Saya sudah bisa menjahit dress, baju anak, tas, badana, dan yang terakhir saya baru membuat celana.

Bukan hanya itu, saya juga suka sekali menulis dan akhirnya membuat cerita novel dengan judul MOYBYE (Me or Your Korean Boyfriend). Novelnya masih dalam bentuk draft.

Sampul novel yang ditulis Stella, masih dalam bentuk draft.

Saya juga menulis lirik lagu. Ada empat lagu yang sudah saya tulis.
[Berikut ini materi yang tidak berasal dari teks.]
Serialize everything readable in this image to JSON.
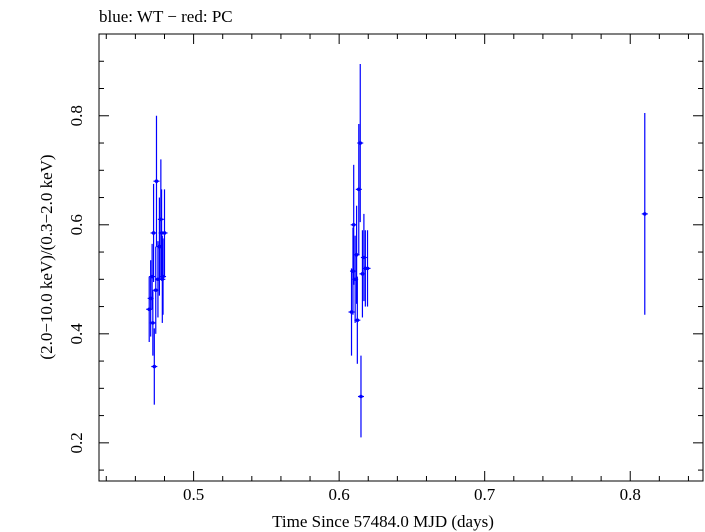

Proses saya untuk sampai di titik ini tidak mudah, penuh dengan air mata dan luka. Tapi kembali lagi, lihatlah bagaimana saya sekarang. Saya menjalani hidup sekarang dengan sangat baik karena semakin banyak orang yang mendukung saya.

Saya mulai bisa membanggakan mama saya dan adik-adik saya lewat apa yang sudah saya capai. Walaupun tidak besar, tapi saya merasa sudah melakukan yang terbaik dan akan terus melakukan yang terbaik.

Ini termasuk bukti nyata bahwa kita sebagai perempuan adalah orang-orang yang sungguh hebat. Tuhan ciptakan kita sebagai perempuan kuat. Tuhan juga terus menaikkan level kekuatan kita.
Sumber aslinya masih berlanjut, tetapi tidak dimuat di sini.